Leuchtturm des Lichts und der Wärme

Oft gab es dann diese eine freche Wolke, welche es sich vor der Sonne gemütlich machte. Der entstehende Schatten weckte selbst die selbstbewusstesten Powernapper*innen auf und unterbrach die eifrigsten Quasselstrippen mitten im Satz. Es folgte eine allgemeine Wanderung dorthin, wo die Sonnenstrahlen noch genossen werden konnten. Die kleine Irritation, der Mangel an Wärme und das Fehlen des Sonnenlichts setzten uns in Bewegung und luden uns nun erneut ein, sie erneut aufzusuchen.

In ähnlicher Weise ruft uns Gott in dieser Passionszeit dazu auf, uns nicht mit den dunklen und kühlen Momenten des Lebens zufrieden zu geben; mit den Wolken, die länger herumhängen, als wir sie ertragen können. Denn obwohl der Gott des Lichts in der Tat auch der Gott mitten in der Finsternis ist, ruft und zieht Gott uns zu ihrem Licht und ihrer Wärme. Gott ruft uns nicht nur auf, dieses wärmende Licht der Liebe zu genießen und in uns aufzunehmen, sondern er ruft uns auf, Träger*innen dieses Hoffnungslichtes in unserer Welt zu werden (Matthäus 5,14 &16). Auf diese Weise können wir – durch die Gnade Gottes – Momente und Räume schaffen, in denen unsere Mitmenschen vielleicht eine kurze Atempause von dem bekommen, was sie im Leben bedrückt.

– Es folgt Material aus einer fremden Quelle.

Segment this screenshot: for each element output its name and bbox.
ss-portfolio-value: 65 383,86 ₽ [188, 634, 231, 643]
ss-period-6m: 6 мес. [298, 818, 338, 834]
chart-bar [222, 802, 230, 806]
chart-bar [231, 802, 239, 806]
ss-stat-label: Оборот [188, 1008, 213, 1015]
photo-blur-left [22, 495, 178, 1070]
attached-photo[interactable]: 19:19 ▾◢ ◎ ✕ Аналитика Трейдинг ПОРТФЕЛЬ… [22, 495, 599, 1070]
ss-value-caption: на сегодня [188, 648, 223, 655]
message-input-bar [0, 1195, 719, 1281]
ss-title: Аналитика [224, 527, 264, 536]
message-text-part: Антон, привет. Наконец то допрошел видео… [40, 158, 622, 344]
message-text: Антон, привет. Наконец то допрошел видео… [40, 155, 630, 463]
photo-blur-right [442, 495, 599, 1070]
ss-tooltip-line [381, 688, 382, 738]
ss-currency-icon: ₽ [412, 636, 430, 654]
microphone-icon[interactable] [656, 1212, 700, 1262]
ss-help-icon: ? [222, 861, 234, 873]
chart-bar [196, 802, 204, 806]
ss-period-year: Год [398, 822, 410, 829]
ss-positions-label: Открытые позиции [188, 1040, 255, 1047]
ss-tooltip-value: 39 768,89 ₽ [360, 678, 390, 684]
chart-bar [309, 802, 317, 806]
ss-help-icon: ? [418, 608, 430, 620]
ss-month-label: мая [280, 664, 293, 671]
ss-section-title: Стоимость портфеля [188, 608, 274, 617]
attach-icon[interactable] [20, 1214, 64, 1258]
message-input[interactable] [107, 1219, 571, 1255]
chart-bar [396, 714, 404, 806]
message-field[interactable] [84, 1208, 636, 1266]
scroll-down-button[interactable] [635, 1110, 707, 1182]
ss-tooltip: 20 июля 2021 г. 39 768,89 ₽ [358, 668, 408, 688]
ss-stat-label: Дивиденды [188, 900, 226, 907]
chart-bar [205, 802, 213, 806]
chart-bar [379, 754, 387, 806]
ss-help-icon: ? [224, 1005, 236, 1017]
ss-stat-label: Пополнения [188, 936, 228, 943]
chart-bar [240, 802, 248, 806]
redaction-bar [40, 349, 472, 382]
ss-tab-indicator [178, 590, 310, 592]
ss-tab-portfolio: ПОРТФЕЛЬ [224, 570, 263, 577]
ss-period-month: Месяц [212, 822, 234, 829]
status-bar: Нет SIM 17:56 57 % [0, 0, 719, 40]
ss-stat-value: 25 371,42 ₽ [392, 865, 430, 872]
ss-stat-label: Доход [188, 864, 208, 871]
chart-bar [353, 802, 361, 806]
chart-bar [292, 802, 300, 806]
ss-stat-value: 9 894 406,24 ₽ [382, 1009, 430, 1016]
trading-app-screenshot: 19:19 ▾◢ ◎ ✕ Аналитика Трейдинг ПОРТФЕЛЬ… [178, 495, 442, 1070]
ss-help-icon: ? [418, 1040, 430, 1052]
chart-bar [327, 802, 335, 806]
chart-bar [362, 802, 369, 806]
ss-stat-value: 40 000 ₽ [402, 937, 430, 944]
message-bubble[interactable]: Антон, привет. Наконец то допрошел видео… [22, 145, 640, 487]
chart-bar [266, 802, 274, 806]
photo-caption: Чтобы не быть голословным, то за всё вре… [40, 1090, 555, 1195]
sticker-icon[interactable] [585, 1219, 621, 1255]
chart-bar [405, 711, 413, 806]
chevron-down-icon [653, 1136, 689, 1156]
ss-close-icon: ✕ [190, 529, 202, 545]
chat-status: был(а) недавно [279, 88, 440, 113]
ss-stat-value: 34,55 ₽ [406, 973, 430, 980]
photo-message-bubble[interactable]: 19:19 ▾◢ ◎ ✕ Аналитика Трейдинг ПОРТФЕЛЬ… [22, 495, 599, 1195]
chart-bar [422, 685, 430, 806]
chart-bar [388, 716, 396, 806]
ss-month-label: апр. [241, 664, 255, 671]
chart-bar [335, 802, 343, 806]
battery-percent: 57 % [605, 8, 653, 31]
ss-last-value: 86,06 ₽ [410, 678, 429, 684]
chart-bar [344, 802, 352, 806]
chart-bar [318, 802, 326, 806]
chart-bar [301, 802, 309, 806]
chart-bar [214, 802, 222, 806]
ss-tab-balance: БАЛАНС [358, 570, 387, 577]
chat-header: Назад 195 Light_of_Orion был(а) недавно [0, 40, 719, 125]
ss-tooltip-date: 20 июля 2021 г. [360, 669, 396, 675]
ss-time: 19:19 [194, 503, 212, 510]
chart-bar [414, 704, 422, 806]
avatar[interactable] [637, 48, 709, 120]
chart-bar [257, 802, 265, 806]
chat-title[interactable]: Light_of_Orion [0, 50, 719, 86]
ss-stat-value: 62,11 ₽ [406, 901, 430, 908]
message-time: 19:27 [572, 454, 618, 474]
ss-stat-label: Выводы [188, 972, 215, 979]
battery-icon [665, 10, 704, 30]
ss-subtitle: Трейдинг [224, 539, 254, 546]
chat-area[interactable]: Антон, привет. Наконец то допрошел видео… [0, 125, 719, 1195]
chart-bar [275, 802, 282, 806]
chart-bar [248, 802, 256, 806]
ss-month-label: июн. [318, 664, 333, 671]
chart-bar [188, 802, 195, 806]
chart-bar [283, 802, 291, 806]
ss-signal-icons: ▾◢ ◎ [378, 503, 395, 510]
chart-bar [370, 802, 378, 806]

Die Fastenaktion der evangelischen Kirche steht in diesem Jahr unter dem Motto: Leuchten! Sieben Wochen ohne Verzagtheit. Mögen wir in dieser Passionszeit leuchten. Mögen wir Gottes Licht und Wärme und Liebe in unserem Leben wahrnehmen und annehmen. Und möge jede*r Einzelne von uns zu einem Leuchtturm des Lichts und der Wärme werden, zu dem sich andere hingezogen fühlen, so dass wir in geschwisterlicher Verbundenheit in der Fülle der Gnade und Liebe Gottes gemeinsam baden können. Und nicht vergessen: Protect your Light, aber bloß nicht verstecken!